You might think that heart attacks are accompanied by chest pains or pain in the left arm. Studies have shown that films may not show the true symptoms of a heart attack. These symptoms are not universal for all patients. Research also shows that women may experience different symptoms from men. In many cases, symptoms can appear weeks before the actual heart attack.
Unexplained Fatigue Weeks before the Heart Attack
The AHA conducted a survey of more than 500 heart attack survivors in 2003. Unexplained tiredness was the most common complaint among the 95% of heart attack survivors. The research found that 71% of women felt tired in the weeks preceding their heart attacks.
Leslie Cho, a Cleveland Clinic cardiologist, said that if you feel fatigued or unusually tired, you should consider the possibility of having a heart attack. Cho says that if you feel tired after a workout, if your body is unable to rest, or if making the bed dry you out, it’s a sign to consult your doctor.
You should be concerned if you have trouble sleeping. The AHA survey found that almost half of the 48 percent of women who had survived a heart attack felt disturbed sleep up to one month prior to the event.

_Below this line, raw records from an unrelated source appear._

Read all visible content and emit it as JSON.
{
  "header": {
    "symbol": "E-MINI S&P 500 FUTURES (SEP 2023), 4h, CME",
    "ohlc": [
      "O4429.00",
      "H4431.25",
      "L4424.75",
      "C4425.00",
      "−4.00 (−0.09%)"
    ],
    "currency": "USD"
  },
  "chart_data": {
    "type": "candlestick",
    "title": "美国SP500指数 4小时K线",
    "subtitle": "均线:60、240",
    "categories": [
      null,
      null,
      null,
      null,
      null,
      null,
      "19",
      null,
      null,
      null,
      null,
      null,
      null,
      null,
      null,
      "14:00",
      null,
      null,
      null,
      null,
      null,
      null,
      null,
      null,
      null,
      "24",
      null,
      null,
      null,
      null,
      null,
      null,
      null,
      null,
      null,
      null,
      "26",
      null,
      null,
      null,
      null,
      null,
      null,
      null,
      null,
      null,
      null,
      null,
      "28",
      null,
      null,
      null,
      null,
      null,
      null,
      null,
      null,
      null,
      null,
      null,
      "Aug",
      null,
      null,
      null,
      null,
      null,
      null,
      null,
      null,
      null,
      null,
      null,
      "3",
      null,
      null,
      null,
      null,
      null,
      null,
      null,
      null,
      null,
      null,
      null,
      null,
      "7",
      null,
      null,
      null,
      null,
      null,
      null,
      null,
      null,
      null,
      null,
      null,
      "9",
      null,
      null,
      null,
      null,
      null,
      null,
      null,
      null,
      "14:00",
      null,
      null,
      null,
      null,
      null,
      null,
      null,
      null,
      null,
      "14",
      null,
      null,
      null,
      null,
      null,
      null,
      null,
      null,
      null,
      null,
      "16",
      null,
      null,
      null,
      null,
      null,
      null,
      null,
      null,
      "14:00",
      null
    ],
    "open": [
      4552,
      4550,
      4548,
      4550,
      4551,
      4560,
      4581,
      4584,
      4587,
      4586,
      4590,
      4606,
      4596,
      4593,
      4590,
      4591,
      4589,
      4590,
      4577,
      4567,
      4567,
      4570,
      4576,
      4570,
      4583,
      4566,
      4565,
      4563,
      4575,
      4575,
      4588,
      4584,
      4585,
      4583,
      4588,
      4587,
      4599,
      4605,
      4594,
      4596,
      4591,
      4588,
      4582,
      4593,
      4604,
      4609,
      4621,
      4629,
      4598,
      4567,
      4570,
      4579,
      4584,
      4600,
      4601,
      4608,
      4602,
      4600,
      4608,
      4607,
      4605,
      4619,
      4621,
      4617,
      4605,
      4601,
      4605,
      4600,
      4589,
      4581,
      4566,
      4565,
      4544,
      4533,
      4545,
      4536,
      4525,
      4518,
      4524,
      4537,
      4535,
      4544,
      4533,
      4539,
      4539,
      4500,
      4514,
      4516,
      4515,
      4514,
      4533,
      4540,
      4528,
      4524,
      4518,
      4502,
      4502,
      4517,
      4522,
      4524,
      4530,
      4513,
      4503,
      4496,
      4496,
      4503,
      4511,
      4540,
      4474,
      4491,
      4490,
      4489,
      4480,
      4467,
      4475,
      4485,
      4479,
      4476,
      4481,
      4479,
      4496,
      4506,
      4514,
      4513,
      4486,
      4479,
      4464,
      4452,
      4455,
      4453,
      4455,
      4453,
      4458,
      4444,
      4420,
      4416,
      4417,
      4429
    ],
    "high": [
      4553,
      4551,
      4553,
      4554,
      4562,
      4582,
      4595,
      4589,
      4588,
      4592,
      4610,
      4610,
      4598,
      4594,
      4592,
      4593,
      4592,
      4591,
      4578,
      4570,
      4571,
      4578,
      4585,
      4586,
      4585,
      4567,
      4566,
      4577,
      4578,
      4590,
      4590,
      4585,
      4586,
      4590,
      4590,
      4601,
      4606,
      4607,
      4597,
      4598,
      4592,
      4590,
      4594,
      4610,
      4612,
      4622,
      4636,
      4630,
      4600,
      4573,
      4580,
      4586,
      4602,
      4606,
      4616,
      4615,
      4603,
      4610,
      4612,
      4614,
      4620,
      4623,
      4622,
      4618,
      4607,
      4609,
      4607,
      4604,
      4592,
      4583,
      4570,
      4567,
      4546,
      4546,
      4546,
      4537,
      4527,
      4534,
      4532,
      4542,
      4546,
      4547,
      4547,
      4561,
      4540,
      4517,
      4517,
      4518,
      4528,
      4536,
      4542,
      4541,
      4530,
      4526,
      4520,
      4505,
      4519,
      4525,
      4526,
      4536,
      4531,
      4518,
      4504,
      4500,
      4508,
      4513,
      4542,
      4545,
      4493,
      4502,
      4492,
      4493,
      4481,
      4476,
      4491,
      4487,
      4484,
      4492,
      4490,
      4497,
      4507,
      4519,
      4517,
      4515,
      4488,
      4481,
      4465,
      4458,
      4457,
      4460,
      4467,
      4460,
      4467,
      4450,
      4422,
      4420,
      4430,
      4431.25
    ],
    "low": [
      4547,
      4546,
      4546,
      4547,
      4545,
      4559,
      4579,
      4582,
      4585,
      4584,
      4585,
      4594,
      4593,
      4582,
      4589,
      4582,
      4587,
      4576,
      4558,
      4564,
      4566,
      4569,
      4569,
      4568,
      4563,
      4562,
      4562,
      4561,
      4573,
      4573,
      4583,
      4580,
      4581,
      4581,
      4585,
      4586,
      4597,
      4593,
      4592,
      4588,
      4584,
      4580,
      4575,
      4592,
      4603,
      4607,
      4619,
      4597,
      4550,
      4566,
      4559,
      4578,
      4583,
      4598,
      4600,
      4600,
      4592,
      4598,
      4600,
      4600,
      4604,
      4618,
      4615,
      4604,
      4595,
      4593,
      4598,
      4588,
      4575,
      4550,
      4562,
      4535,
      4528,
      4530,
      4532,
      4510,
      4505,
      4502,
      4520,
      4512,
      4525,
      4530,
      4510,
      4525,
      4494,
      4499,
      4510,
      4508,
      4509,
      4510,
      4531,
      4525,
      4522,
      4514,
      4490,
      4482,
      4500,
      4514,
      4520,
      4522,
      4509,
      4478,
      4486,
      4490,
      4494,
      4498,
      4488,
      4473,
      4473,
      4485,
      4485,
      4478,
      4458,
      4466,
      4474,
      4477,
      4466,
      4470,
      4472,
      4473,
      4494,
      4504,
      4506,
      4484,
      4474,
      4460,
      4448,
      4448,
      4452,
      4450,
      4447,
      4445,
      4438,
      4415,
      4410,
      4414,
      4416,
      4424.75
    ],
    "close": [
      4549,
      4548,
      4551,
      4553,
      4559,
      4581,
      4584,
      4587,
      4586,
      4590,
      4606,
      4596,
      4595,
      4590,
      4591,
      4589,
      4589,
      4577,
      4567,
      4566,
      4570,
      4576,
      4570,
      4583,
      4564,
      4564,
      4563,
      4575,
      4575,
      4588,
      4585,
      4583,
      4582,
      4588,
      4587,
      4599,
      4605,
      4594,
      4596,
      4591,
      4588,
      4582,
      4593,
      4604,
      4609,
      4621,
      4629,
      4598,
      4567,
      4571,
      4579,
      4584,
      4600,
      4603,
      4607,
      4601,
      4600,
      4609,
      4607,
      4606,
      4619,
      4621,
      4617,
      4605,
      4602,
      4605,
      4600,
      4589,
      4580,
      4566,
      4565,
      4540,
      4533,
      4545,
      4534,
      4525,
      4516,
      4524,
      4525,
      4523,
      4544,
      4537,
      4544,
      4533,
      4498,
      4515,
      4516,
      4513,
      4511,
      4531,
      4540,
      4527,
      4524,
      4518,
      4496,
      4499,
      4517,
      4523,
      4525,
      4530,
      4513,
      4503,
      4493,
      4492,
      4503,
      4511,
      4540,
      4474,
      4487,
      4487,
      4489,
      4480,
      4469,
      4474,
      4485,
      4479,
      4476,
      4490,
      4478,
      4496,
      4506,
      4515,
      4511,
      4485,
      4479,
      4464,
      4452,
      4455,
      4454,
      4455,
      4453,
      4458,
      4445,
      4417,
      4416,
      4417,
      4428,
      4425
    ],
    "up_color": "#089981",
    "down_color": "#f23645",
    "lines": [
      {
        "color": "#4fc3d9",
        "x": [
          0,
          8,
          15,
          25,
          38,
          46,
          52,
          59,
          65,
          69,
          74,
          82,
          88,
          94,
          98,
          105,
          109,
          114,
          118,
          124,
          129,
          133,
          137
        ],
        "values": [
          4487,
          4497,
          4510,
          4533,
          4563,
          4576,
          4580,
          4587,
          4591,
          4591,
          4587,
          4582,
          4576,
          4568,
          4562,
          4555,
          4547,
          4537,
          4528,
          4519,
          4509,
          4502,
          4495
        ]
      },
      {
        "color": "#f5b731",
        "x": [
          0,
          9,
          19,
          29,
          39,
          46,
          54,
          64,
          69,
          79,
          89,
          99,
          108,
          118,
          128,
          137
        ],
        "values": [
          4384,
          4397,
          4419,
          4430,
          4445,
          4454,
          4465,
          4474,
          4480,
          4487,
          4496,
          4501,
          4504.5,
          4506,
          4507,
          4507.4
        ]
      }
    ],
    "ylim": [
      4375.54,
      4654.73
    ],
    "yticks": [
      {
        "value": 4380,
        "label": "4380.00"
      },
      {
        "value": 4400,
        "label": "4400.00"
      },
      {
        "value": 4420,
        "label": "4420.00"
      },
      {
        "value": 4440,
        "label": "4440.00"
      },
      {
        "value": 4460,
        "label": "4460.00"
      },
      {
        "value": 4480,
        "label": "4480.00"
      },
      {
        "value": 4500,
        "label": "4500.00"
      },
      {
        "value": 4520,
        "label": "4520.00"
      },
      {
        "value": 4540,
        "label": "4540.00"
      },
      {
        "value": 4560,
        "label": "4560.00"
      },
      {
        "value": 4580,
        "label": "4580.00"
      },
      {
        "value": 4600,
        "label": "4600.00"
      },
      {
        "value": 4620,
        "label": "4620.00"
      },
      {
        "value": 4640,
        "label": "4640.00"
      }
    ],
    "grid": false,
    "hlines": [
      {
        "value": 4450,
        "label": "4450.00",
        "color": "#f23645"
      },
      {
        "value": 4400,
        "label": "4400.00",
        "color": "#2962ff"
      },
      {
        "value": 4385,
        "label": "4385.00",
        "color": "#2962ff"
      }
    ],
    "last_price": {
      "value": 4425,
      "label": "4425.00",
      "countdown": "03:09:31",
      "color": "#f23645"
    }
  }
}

Chest Pain Upon Initiation of Heart Attack
A study found that 31% of women suffered from what is known as the “tell-tale” heart attack symptom, which was pain in the chest. 43% of those surveyed said they didn’t feel any chest pain from their heart attacks.
Jean C. McSweeney from the University of Arkansas for Medical Sciences stated that “lack of noticeable chest pain may be an important reason why women have more unrecognized cardiac attacks than men” and was incorrectly discharged from emergency rooms. Many clinicians believe that chest pain is the most important indicator of a heart attack.
After a heart attack, women are more likely to feel shortness of breath than any other sign.
According to the AHA, if you feel shortness of breath with or without chest pain, you should visit a hospital.
Nieca Goldberg is the medical director for Joan H. Tisch Center for Women’s Health NYU’s Langone Medical Center. She explained to the AHA how women can manage to think of heart attack signs as less serious than situations such as acid reflux or the flu. Goldberg stated that there are still many women who are shocked to hear they might be suffering a heart attack.
A common symptom is a sudden cold sweat. This is because your heart requires more energy to pump blood. If you have blocked arteries, sweating helps keep your body’s temperature down.
Night perspiration may not be a sign of menopause for women. They could also be an indication of heart disease.
These symptoms should be reported to your doctor immediately. Do not wait for it to become critical.